Extremists collide in Garland, Texas
Needless provocation nearly brings disaster
A terrorist slaughter was narrowly averted in Texas on Sunday by a combination of sound planning and blind luck. But the circumstances point to a deeper and sure-to-recur problem — a collision of extremes that can’t be completely controlled in a free society.
On one side in the harrowing incident was the American Freedom Defense Initiative, an antiMuslim group based in New York with a history of provocation. It invited trouble in the most transparent way possible — by staging a high-profile event to draw cartoons of the prophet Mohammed. The group knew, of course, that such cartoons — gravely offensive to most Muslims — have repeatedly caused mayhem in Europe, most notably in the slaughter of 12 people, including cartoonists and journalists, at the Paris offices of satirical magazine Charlie
Hebdo in January. But AFDI went ahead anyway.

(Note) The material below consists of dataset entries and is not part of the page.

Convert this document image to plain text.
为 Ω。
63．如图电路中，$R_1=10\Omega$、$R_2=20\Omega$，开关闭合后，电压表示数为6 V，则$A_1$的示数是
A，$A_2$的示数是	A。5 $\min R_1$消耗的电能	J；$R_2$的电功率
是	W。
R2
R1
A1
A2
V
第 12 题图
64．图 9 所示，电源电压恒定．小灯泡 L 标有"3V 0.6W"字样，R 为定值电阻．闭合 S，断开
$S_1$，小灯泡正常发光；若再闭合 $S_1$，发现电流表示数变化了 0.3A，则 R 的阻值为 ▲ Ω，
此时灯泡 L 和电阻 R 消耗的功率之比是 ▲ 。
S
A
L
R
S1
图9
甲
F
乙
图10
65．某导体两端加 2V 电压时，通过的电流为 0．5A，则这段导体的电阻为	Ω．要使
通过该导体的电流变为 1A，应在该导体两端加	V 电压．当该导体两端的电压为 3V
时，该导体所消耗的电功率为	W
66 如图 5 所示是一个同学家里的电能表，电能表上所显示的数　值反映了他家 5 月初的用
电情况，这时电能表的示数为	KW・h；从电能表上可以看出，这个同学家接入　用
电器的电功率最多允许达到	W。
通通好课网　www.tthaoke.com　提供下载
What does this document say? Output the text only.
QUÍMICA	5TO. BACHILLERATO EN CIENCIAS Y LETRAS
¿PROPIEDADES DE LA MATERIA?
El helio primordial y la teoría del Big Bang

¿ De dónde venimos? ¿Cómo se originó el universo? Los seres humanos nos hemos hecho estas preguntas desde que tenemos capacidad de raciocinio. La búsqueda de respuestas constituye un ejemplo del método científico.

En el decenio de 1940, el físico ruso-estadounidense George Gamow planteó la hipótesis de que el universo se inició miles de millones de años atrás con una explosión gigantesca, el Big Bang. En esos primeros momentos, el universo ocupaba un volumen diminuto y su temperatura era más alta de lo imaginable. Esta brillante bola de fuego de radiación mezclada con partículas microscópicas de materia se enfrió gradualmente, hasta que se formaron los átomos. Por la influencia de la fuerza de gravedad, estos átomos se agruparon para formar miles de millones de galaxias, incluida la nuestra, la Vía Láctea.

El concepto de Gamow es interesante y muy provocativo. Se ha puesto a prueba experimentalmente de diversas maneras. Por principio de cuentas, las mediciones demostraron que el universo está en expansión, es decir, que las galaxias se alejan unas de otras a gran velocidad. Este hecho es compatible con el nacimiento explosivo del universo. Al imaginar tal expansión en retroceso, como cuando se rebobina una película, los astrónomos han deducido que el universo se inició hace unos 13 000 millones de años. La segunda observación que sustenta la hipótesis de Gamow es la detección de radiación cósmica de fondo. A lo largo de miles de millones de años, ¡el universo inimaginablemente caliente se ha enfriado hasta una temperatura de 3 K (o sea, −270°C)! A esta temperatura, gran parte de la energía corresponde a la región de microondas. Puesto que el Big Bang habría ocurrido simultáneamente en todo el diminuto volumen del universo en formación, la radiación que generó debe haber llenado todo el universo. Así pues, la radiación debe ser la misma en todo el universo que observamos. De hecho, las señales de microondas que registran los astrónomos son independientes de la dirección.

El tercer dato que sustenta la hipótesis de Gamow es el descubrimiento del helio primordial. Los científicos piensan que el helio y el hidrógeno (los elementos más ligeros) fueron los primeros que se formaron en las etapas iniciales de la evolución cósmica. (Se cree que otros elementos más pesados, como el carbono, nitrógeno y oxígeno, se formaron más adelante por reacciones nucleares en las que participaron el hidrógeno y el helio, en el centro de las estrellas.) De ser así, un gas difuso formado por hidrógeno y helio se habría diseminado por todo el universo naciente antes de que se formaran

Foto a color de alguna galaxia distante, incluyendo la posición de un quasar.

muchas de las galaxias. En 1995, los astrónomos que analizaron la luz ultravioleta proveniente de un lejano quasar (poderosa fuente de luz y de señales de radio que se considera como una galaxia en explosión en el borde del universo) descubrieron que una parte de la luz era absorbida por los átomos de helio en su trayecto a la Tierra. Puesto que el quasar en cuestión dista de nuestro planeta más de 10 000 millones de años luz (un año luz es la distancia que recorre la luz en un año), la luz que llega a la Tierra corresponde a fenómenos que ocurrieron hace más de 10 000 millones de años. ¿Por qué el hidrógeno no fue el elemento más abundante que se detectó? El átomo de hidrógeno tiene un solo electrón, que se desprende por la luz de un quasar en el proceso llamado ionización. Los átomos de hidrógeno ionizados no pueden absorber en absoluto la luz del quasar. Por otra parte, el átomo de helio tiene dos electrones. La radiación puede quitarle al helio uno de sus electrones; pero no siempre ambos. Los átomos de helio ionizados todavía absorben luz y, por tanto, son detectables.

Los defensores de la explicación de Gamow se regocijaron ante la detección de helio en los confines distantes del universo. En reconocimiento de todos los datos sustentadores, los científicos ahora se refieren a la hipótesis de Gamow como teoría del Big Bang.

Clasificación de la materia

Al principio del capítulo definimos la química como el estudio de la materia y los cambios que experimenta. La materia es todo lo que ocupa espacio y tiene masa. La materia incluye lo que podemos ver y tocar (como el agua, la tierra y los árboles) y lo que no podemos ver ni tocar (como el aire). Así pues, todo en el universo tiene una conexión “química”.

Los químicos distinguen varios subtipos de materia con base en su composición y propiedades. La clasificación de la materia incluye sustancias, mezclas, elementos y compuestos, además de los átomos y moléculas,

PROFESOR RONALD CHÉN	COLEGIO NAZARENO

Then, to rub salt in the wound, the group chose as keynote speaker a Dutch politician who has sought to ban the Quran in his country.

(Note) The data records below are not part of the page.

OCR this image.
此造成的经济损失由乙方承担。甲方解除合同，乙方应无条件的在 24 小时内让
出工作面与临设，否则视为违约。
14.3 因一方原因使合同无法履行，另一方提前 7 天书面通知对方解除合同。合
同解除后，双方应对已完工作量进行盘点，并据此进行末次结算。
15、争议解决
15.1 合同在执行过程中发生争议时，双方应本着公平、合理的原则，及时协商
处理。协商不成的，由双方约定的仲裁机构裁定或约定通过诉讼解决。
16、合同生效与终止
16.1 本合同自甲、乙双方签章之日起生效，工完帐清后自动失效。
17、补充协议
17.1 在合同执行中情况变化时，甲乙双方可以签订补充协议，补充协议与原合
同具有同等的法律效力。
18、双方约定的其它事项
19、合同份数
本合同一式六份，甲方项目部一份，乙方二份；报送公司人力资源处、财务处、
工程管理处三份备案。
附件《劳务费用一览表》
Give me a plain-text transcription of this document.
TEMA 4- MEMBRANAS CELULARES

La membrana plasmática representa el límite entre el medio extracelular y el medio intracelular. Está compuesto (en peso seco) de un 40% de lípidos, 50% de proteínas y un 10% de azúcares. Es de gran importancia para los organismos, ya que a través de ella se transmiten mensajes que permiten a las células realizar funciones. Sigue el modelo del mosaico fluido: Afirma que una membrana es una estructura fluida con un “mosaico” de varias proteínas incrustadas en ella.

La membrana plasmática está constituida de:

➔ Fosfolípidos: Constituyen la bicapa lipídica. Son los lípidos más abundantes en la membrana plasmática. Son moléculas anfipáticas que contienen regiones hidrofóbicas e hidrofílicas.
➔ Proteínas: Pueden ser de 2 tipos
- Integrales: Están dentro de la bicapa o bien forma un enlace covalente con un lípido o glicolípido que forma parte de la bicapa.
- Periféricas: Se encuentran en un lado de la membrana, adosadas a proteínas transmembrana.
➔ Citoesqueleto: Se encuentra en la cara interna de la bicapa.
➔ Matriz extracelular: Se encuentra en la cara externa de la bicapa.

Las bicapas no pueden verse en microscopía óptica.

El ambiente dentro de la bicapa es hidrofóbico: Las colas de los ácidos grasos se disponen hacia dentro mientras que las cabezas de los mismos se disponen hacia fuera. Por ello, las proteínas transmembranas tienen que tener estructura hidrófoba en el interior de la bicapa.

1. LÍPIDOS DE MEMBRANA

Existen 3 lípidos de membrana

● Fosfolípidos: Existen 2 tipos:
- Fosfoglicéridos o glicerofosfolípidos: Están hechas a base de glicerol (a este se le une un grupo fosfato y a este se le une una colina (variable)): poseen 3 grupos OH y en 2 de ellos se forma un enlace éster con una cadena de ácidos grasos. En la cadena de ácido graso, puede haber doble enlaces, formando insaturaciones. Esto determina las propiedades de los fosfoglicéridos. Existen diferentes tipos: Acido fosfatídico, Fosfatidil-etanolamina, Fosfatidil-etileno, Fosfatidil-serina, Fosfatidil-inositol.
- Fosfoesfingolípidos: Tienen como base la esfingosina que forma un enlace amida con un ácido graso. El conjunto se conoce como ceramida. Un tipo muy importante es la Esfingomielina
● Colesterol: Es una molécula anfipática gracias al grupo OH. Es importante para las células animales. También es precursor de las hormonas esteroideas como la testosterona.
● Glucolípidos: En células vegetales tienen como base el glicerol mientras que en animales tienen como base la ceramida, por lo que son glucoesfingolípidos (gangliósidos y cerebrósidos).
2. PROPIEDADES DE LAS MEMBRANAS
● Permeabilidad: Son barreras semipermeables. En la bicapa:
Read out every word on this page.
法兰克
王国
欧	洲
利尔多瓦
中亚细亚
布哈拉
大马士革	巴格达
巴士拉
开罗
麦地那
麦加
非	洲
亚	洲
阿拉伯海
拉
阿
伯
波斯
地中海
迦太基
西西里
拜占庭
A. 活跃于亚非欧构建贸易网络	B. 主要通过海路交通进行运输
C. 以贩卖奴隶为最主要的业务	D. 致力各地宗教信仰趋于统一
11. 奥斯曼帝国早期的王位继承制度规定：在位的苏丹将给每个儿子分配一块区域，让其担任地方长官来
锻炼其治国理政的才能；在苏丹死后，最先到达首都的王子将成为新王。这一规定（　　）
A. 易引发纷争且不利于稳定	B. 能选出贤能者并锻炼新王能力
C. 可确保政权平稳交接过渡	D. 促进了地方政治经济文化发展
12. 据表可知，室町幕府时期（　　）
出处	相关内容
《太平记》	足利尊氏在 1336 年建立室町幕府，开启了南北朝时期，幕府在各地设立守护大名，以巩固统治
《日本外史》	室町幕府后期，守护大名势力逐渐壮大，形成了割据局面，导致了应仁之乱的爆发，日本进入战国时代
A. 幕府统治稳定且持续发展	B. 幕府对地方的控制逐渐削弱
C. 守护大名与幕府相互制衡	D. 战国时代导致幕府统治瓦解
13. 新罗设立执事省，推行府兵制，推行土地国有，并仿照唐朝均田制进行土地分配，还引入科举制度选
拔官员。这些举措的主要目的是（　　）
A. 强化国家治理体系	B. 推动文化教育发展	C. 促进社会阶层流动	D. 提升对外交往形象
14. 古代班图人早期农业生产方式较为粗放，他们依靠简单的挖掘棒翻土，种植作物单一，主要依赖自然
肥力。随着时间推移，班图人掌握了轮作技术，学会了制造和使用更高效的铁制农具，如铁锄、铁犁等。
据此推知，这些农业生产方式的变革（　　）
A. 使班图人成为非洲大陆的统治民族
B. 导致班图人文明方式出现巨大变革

Like the French cartoonists, AFDI has a First Amendment right to express itself as it wishes. In fact, the First Amendment exists specifically to protect unpop- ular speech. Even so, that doesn’t make all speech smart or responsible, and staging an event you know is likely to produce a violent reaction is a stunt worthy of an impulsive teenager. It got the predictable result. Elton Simpson, 30, and his roommate, Nadir Soofi, 34, traveled hundreds of miles from Phoenix to attack. Simpson, a Muslim convert, was once charged by the FBI with lying to agents in connection with terrorism. The terrorism charge didn’t stick, but he was convicted and sentenced to probation for lying.
He obviously was known to be dangerous, but just as the Constitution protects free speech, it also protects people from arbitrary detention or confiscation of their weapons. So Simpson was free to drive to Garland, outside Dallas, armed to the teeth and with malicious intent.
Fortunately, an alert traffic police officer working the perimeter of the heavily protected event was ready. He shot the two gunmen dead before they could get to their target, saving countless lives. Maybe he should be cloned. The forces that brought the gunmen and the contest planners together cannot be so easily subdued. But gratuitous provocation and, worse, the potential for murderous response demand constant vigilance.
At a moment in history when terrorism is close to inevitable, the lesson from Texas is that only fools invite it while wiser men prepare.